Monday, February 4th, 2013
Our meeting today was at 10am, and started from the one end of Patra, all the way to the center, walking once again five kilometers, to reach the mayor this time. Our professors had a meeting today at the TEI figuring out other proposals to negotiate with the Minister. When we started blocking the road to start our demonstration, the police arrived, only to tell us that they support our cause and would like to accompany us of the minimal possibility of anyone getting hurt. Of course no one got hurt, but it was nice that the police did not stop us and showed people in the cars behind us that they supported us. Our cry out of the many today was “We want diplomas of value, not passports to unemployment!”

So we reached the mayor after two hours of walking, and we spoke to him. After speaking with him, he said that he was on our side, and to make it official he would, that very day, declare it in the press and on the local channel. The channels that were there, not only invited the mayor for a live interview during the lunch news, but also students to go and speak on television about their cause and problems.
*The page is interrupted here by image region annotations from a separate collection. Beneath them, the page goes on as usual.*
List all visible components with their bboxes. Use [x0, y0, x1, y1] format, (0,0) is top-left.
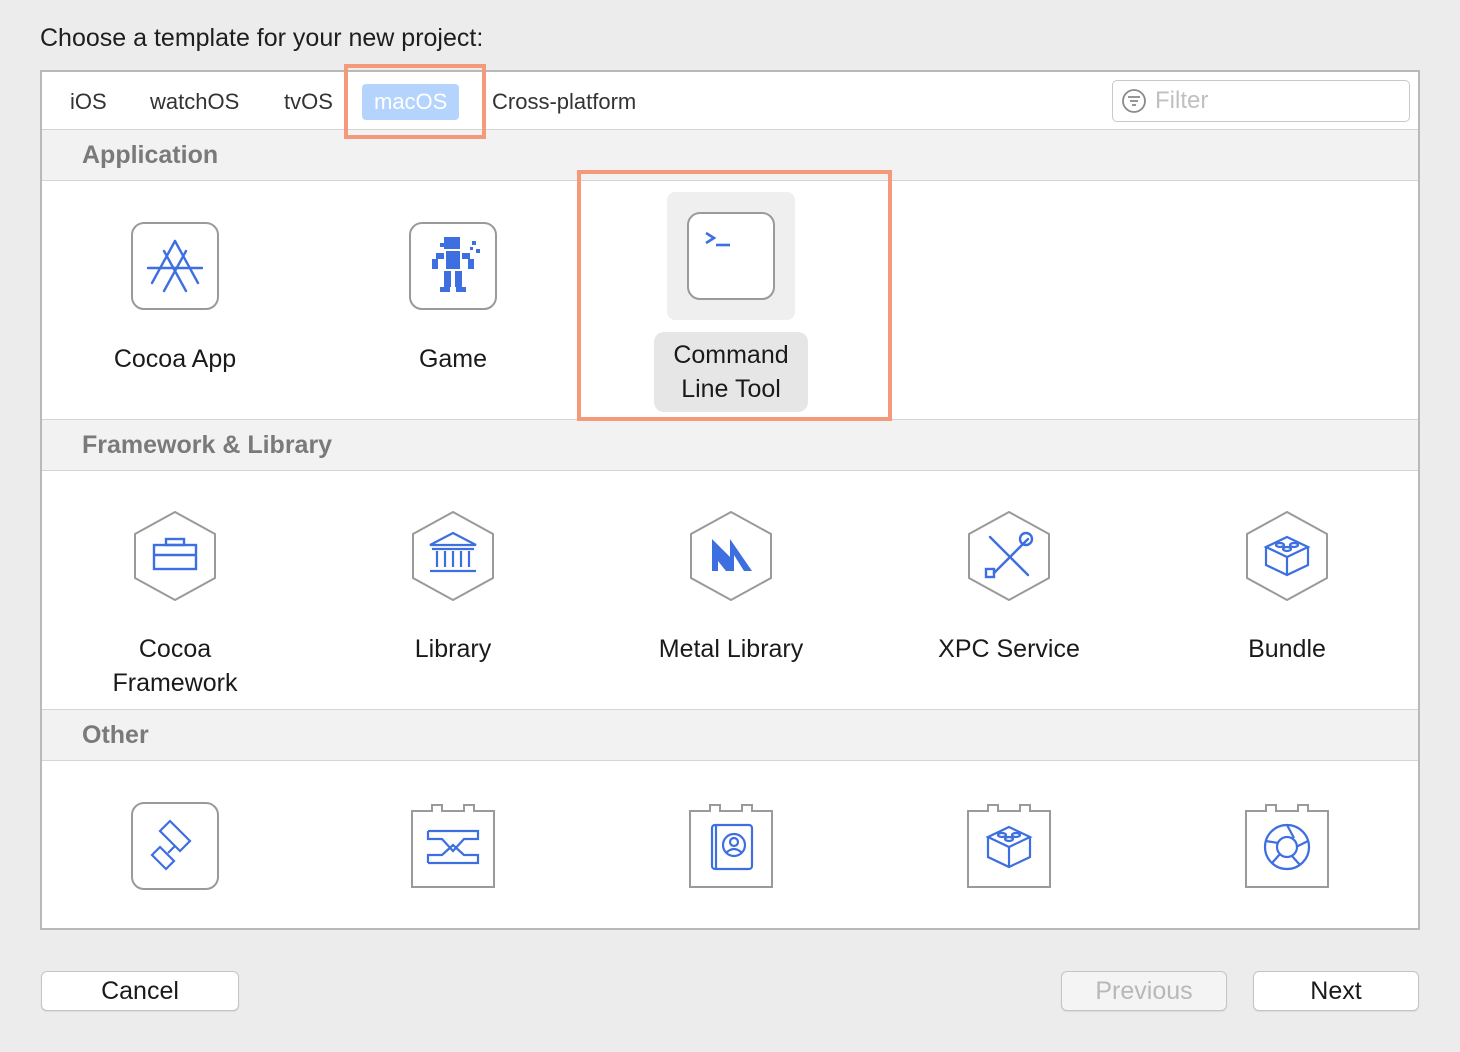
tab-cross-platform[interactable]: Cross-platform: [480, 84, 648, 120]
kernel-lego-icon: [967, 804, 1051, 888]
template-label: Command Line Tool: [654, 332, 808, 412]
template-label: Cocoa Framework: [112, 635, 238, 697]
template-label: Automator Action: [343, 922, 563, 928]
template-library[interactable]: Library: [343, 492, 563, 666]
tab-tvos[interactable]: tvOS: [272, 84, 345, 120]
section-header-other: Other: [42, 709, 1418, 761]
filter-input[interactable]: [1155, 87, 1395, 115]
template-label: Metal Library: [658, 635, 804, 663]
tab-ios[interactable]: iOS: [58, 84, 119, 120]
next-button[interactable]: Next: [1253, 971, 1419, 1011]
template-label: Bundle: [1248, 635, 1326, 663]
template-xpc-service[interactable]: XPC Service: [899, 492, 1119, 666]
contacts-icon: [689, 804, 773, 888]
app-store-icon: [131, 222, 219, 310]
filter-icon: [1122, 89, 1146, 113]
template-label: Library: [414, 635, 492, 663]
template-contacts-action[interactable]: Contacts Action: [621, 782, 841, 928]
template-label: Generic Kernel: [910, 922, 1109, 928]
aperture-icon: [1245, 804, 1329, 888]
lego-icon: [1246, 510, 1328, 602]
cancel-button[interactable]: Cancel: [41, 971, 239, 1011]
tab-macos[interactable]: macOS: [362, 84, 460, 120]
platform-tabbar: iOS watchOS tvOS macOS Cross-platform: [42, 72, 1418, 130]
template-label: Cocoa App: [113, 345, 237, 373]
template-label: Contacts Action: [628, 922, 834, 928]
section-header-application: Application: [42, 129, 1418, 181]
template-metal-library[interactable]: Metal Library: [621, 492, 841, 666]
template-label: XPC Service: [938, 635, 1080, 663]
template-label: Image Unit: [1211, 922, 1364, 928]
template-cocoa-framework[interactable]: Cocoa Framework: [65, 492, 285, 700]
template-panel: iOS watchOS tvOS macOS Cross-platform Ap…: [40, 70, 1420, 930]
template-command-line-tool[interactable]: Command Line Tool: [621, 192, 841, 412]
template-applescript-app[interactable]: AppleScript App: [65, 782, 285, 928]
metal-icon: [690, 510, 772, 602]
template-label: Game: [418, 345, 488, 373]
game-sprite-icon: [409, 222, 497, 310]
automator-icon: [411, 804, 495, 888]
template-automator-action[interactable]: Automator Action: [343, 782, 563, 928]
template-generic-kernel[interactable]: Generic Kernel: [899, 782, 1119, 928]
toolbox-icon: [134, 510, 216, 602]
previous-button[interactable]: Previous: [1061, 971, 1227, 1011]
building-icon: [412, 510, 494, 602]
section-header-framework-library: Framework & Library: [42, 419, 1418, 471]
terminal-icon: [687, 212, 775, 300]
template-game[interactable]: Game: [343, 202, 563, 376]
template-bundle[interactable]: Bundle: [1177, 492, 1397, 666]
tools-icon: [968, 510, 1050, 602]
template-label: AppleScript App: [70, 922, 280, 928]
tab-watchos[interactable]: watchOS: [138, 84, 251, 120]
template-image-unit[interactable]: Image Unit: [1177, 782, 1397, 928]
script-icon: [131, 802, 219, 890]
template-cocoa-app[interactable]: Cocoa App: [65, 202, 285, 376]
filter-field[interactable]: [1112, 80, 1410, 122]
prompt-text: Choose a template for your new project:: [40, 24, 484, 52]
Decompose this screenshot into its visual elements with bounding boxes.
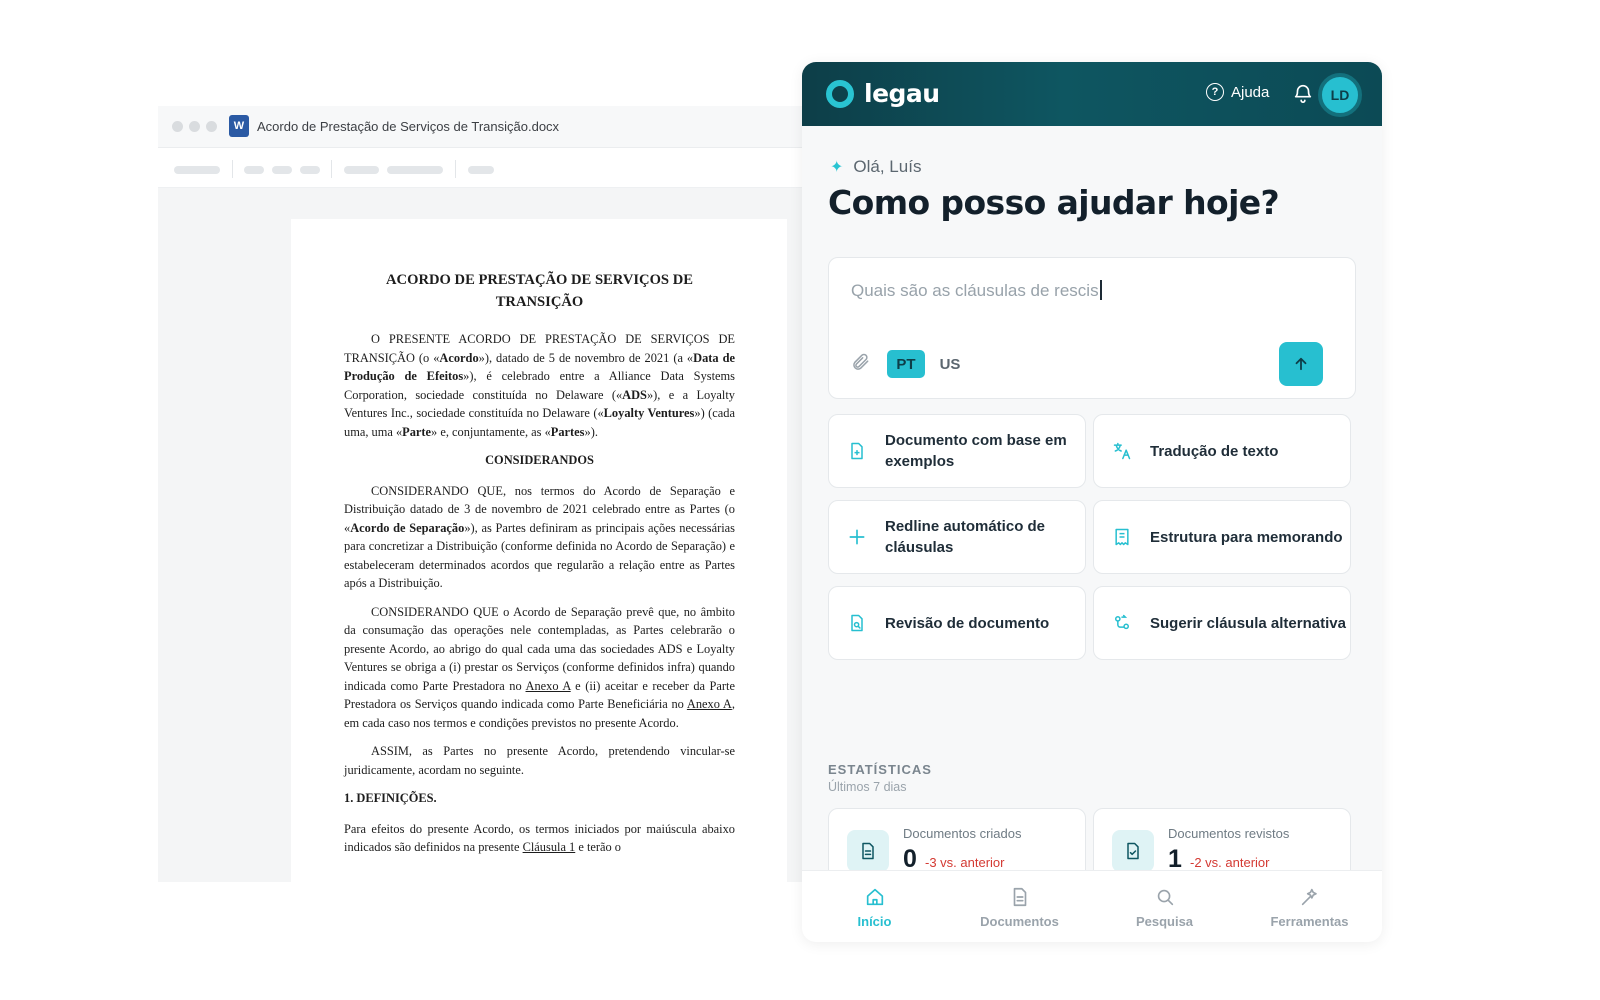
nav-item-search[interactable]: Pesquisa (1092, 871, 1237, 942)
help-button[interactable]: ? Ajuda (1206, 83, 1269, 101)
arrow-up-icon (1295, 357, 1307, 371)
document-page[interactable]: ACORDO DE PRESTAÇÃO DE SERVIÇOS DE TRANS… (291, 219, 787, 882)
app-header: legau ? Ajuda LD (802, 62, 1382, 126)
window-minimize-dot[interactable] (189, 121, 200, 132)
document-canvas: ACORDO DE PRESTAÇÃO DE SERVIÇOS DE TRANS… (158, 188, 802, 882)
legau-panel: legau ? Ajuda LD ✦ Olá, Luís Como posso … (802, 62, 1382, 942)
text-caret (1099, 280, 1102, 300)
word-app-icon: W (229, 115, 249, 137)
action-card-auto-redline[interactable]: Redline automático de cláusulas (828, 500, 1086, 574)
action-card-document-from-examples[interactable]: Documento com base em exemplos (828, 414, 1086, 488)
toolbar-divider (331, 160, 332, 178)
action-label: Estrutura para memorando (1150, 528, 1343, 546)
action-label: Revisão de documento (885, 614, 1050, 632)
sparkle-icon: ✦ (830, 159, 844, 176)
nav-item-tools[interactable]: Ferramentas (1237, 871, 1382, 942)
action-card-memo-structure[interactable]: Estrutura para memorando (1093, 500, 1351, 574)
toolbar-placeholder[interactable] (468, 166, 494, 174)
document-paragraph: CONSIDERANDO QUE, nos termos do Acordo d… (344, 483, 735, 591)
bell-icon[interactable] (1292, 82, 1314, 104)
nav-item-documents[interactable]: Documentos (947, 871, 1092, 942)
window-maximize-dot[interactable] (206, 121, 217, 132)
help-label: Ajuda (1231, 83, 1270, 101)
brand-name: legau (864, 79, 940, 108)
document-check-icon (1112, 830, 1154, 872)
prompt-card: Quais são as cláusulas de rescis PT US (828, 257, 1356, 399)
document-section-heading: 1. DEFINIÇÕES. (344, 791, 437, 805)
greeting: ✦ Olá, Luís (830, 157, 921, 177)
language-us-toggle[interactable]: US (933, 350, 967, 378)
word-titlebar: W Acordo de Prestação de Serviços de Tra… (158, 106, 802, 148)
bottom-nav: Início Documentos Pesquisa Ferramentas (802, 870, 1382, 942)
send-button[interactable] (1279, 342, 1323, 386)
window-close-dot[interactable] (172, 121, 183, 132)
action-card-suggest-clause[interactable]: Sugerir cláusula alternativa (1093, 586, 1351, 660)
nav-label: Início (857, 913, 892, 929)
document-heading: CONSIDERANDOS (485, 453, 594, 467)
doc-plus-icon (851, 442, 863, 460)
toolbar-placeholder[interactable] (344, 166, 379, 174)
plus-icon (849, 529, 865, 545)
nav-label: Documentos (980, 913, 1059, 929)
doc-search-icon (851, 614, 863, 632)
document-intro-paragraph: O PRESENTE ACORDO DE PRESTAÇÃO DE SERVIÇ… (344, 332, 735, 439)
question-circle-icon: ? (1206, 83, 1224, 101)
document-icon (1013, 887, 1026, 906)
stats-title: ESTATÍSTICAS (828, 762, 932, 777)
toolbar-placeholder[interactable] (272, 166, 292, 174)
toolbar-placeholder[interactable] (244, 166, 264, 174)
action-label: Sugerir cláusula alternativa (1150, 614, 1346, 632)
document-filename: Acordo de Prestação de Serviços de Trans… (257, 119, 560, 134)
home-icon (866, 888, 883, 905)
page-title: Como posso ajudar hoje? (828, 183, 1280, 222)
document-paragraph: Para efeitos do presente Acordo, os term… (344, 821, 735, 855)
toolbar-divider (232, 160, 233, 178)
greeting-text: Olá, Luís (853, 157, 922, 176)
document-paragraph: CONSIDERANDO QUE o Acordo de Separação p… (344, 604, 736, 730)
nav-label: Ferramentas (1270, 913, 1349, 929)
document-paragraph: ASSIM, as Partes no presente Acordo, pre… (344, 744, 735, 777)
user-avatar[interactable]: LD (1318, 73, 1362, 117)
tools-icon (1301, 888, 1317, 905)
stat-label: Documentos revistos (1168, 826, 1290, 841)
document-title: ACORDO DE PRESTAÇÃO DE SERVIÇOS DE TRANS… (386, 272, 693, 310)
word-toolbar (158, 148, 802, 188)
word-window: W Acordo de Prestação de Serviços de Tra… (158, 106, 802, 882)
document-icon (847, 830, 889, 872)
toolbar-placeholder[interactable] (387, 166, 443, 174)
toolbar-placeholder[interactable] (300, 166, 320, 174)
toolbar-placeholder[interactable] (174, 166, 220, 174)
legau-logo-icon (826, 80, 854, 108)
action-label: Redline automático de cláusulas (885, 518, 1046, 556)
memo-icon (1115, 528, 1129, 546)
stat-delta: -2 vs. anterior (1190, 855, 1270, 870)
stats-subtitle: Últimos 7 dias (828, 780, 907, 794)
toolbar-divider (455, 160, 456, 178)
prompt-input[interactable]: Quais são as cláusulas de rescis (851, 280, 1311, 301)
paperclip-icon[interactable] (851, 352, 871, 372)
stat-label: Documentos criados (903, 826, 1022, 841)
action-label: Documento com base em exemplos (885, 432, 1067, 470)
action-card-translation[interactable]: Tradução de texto (1093, 414, 1351, 488)
search-icon (1157, 889, 1173, 905)
language-pt-toggle[interactable]: PT (887, 350, 925, 378)
nav-label: Pesquisa (1135, 913, 1194, 929)
branch-icon (1115, 614, 1129, 630)
stat-delta: -3 vs. anterior (925, 855, 1005, 870)
action-label: Tradução de texto (1150, 442, 1279, 460)
translate-icon (1113, 442, 1131, 460)
action-card-document-review[interactable]: Revisão de documento (828, 586, 1086, 660)
nav-item-home[interactable]: Início (802, 871, 947, 942)
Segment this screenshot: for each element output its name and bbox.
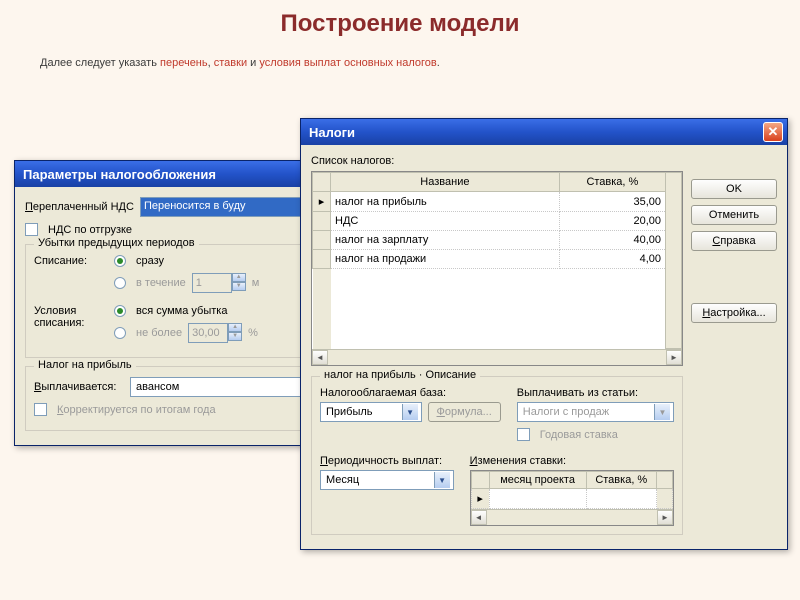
cond-limit-spinner: ▲▼ bbox=[188, 323, 242, 343]
cond-limit-radio[interactable] bbox=[114, 327, 126, 339]
tax-grid[interactable]: Название Ставка, % ▸налог на прибыль35,0… bbox=[311, 171, 683, 366]
vat-shipment-label: НДС по отгрузке bbox=[48, 224, 132, 236]
chevron-down-icon: ▼ bbox=[402, 404, 418, 420]
row-header-blank bbox=[313, 173, 331, 192]
annual-rate-label: Годовая ставка bbox=[540, 429, 618, 441]
slide-title: Построение модели bbox=[40, 10, 760, 38]
writeoff-period-spinner: ▲▼ bbox=[192, 273, 246, 293]
taxes-window: Налоги ✕ Список налогов: Название Ставка… bbox=[300, 118, 788, 550]
pay-from-combo: Налоги с продаж▼ bbox=[517, 402, 674, 422]
chevron-down-icon: ▼ bbox=[654, 404, 670, 420]
paid-label: Выплачивается: bbox=[34, 381, 124, 393]
scroll-left-icon[interactable]: ◄ bbox=[312, 350, 328, 365]
help-button[interactable]: Справка bbox=[691, 231, 777, 251]
period-label: Периодичность выплат: bbox=[320, 455, 442, 467]
losses-group: Убытки предыдущих периодов Списание: сра… bbox=[25, 244, 333, 358]
scroll-right-icon[interactable]: ► bbox=[666, 350, 682, 365]
desc-legend: налог на прибыль · Описание bbox=[320, 369, 480, 381]
pay-from-label: Выплачивать из статьи: bbox=[517, 387, 638, 399]
losses-legend: Убытки предыдущих периодов bbox=[34, 237, 199, 249]
cond-full-label: вся сумма убытка bbox=[136, 305, 227, 317]
col-name[interactable]: Название bbox=[331, 173, 560, 192]
paid-combo[interactable]: авансом▼ bbox=[130, 377, 324, 397]
changes-grid[interactable]: месяц проекта Ставка, % ▸ ◄► bbox=[470, 470, 674, 526]
cancel-button[interactable]: Отменить bbox=[691, 205, 777, 225]
table-row[interactable]: налог на продажи4,00 bbox=[313, 250, 682, 269]
col-rate[interactable]: Ставка, % bbox=[559, 173, 665, 192]
scroll-left-icon[interactable]: ◄ bbox=[471, 510, 487, 525]
writeoff-immediate-radio[interactable] bbox=[114, 255, 126, 267]
writeoff-period-input bbox=[192, 273, 232, 293]
scroll-right-icon[interactable]: ► bbox=[657, 510, 673, 525]
scrollbar-h[interactable]: ◄► bbox=[312, 349, 682, 365]
base-combo[interactable]: Прибыль▼ bbox=[320, 402, 422, 422]
table-row[interactable]: ▸налог на прибыль35,00 bbox=[313, 192, 682, 212]
writeoff-unit: м bbox=[252, 277, 260, 289]
writeoff-period-label: в течение bbox=[136, 277, 186, 289]
chg-col-rate[interactable]: Ставка, % bbox=[586, 472, 656, 489]
annual-rate-checkbox bbox=[517, 428, 530, 441]
tax-list-label: Список налогов: bbox=[311, 155, 394, 167]
adjust-year-label: Корректируется по итогам года bbox=[57, 404, 216, 416]
chevron-down-icon: ▼ bbox=[434, 472, 450, 488]
settings-button[interactable]: Настройка... bbox=[691, 303, 777, 323]
window-title: Налоги bbox=[309, 125, 763, 140]
window-title: Параметры налогообложения bbox=[23, 167, 339, 182]
ok-button[interactable]: OK bbox=[691, 179, 777, 199]
writeoff-label: Списание: bbox=[34, 255, 104, 267]
overpaid-vat-label: ППереплаченный НДСереплаченный НДС bbox=[25, 201, 134, 213]
cond-limit-input bbox=[188, 323, 228, 343]
profit-tax-group: Налог на прибыль Выплачивается: авансом▼… bbox=[25, 366, 333, 431]
scrollbar-v[interactable] bbox=[666, 173, 682, 349]
close-icon[interactable]: ✕ bbox=[763, 122, 783, 142]
titlebar[interactable]: Налоги ✕ bbox=[301, 119, 787, 145]
changes-label: Изменения ставки: bbox=[470, 455, 566, 467]
scrollbar-v[interactable] bbox=[657, 472, 673, 489]
titlebar[interactable]: Параметры налогообложения bbox=[15, 161, 343, 187]
row-header-blank bbox=[471, 472, 489, 489]
cond-label: Условия списания: bbox=[34, 305, 104, 329]
table-row[interactable]: налог на зарплату40,00 bbox=[313, 231, 682, 250]
slide-subtitle: Далее следует указать перечень, ставки и… bbox=[40, 44, 760, 74]
writeoff-period-radio[interactable] bbox=[114, 277, 126, 289]
base-label: Налогооблагаемая база: bbox=[320, 387, 446, 399]
formula-button: Формула... bbox=[428, 402, 501, 422]
adjust-year-checkbox bbox=[34, 403, 47, 416]
writeoff-immediate-label: сразу bbox=[136, 255, 164, 267]
chg-col-month[interactable]: месяц проекта bbox=[489, 472, 586, 489]
description-group: налог на прибыль · Описание Налогооблага… bbox=[311, 376, 683, 535]
vat-shipment-checkbox[interactable] bbox=[25, 223, 38, 236]
cond-unit: % bbox=[248, 327, 258, 339]
scrollbar-h[interactable]: ◄► bbox=[471, 509, 673, 525]
cond-limit-label: не более bbox=[136, 327, 182, 339]
profit-legend: Налог на прибыль bbox=[34, 359, 136, 371]
tax-params-window: Параметры налогообложения ППереплаченный… bbox=[14, 160, 344, 446]
cond-full-radio[interactable] bbox=[114, 305, 126, 317]
period-combo[interactable]: Месяц▼ bbox=[320, 470, 454, 490]
table-row[interactable]: НДС20,00 bbox=[313, 212, 682, 231]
At 6.30pm, we went to the Responsible of the Western Region of Greece. There, came all representatives of all TEI of Western Greece (Arta, Mesologgi, Nafpaktos, Agrinio, Patra, Amaliada, Aigio, Pirgos, Kefallonia, Zakinthos), since they were facing similar problems as well. In a nutshell, Mesologgi will lose many departments that will move to Agrinio. Arta, Nafpaktos, Amaliada, Aigio, Kefallonia, Zakinthos and Pirgos will seize to exist in September of 2013, and Patra will lose one of it’s three pillars which will move to Mesologgi. After the two hour meeting, the Responsible of Western Greece gave a chance to us students that were attend the meeting in the same room, to speak about our problems to him. Finally, the outcome was that on the 18th of February, another meeting would be scheduled to negotiate on proposals, and to send them to the Minister himself.

To be continued? Surely yes, but hoping the Minister of Greece takes back his future educational plan, and all of us would be able to say that this was only just a dream, but I may be dreaming myself for a day like this to come! I won’t leave Patra on their terms, especially for something like this, and for someone to downgrade my diploma!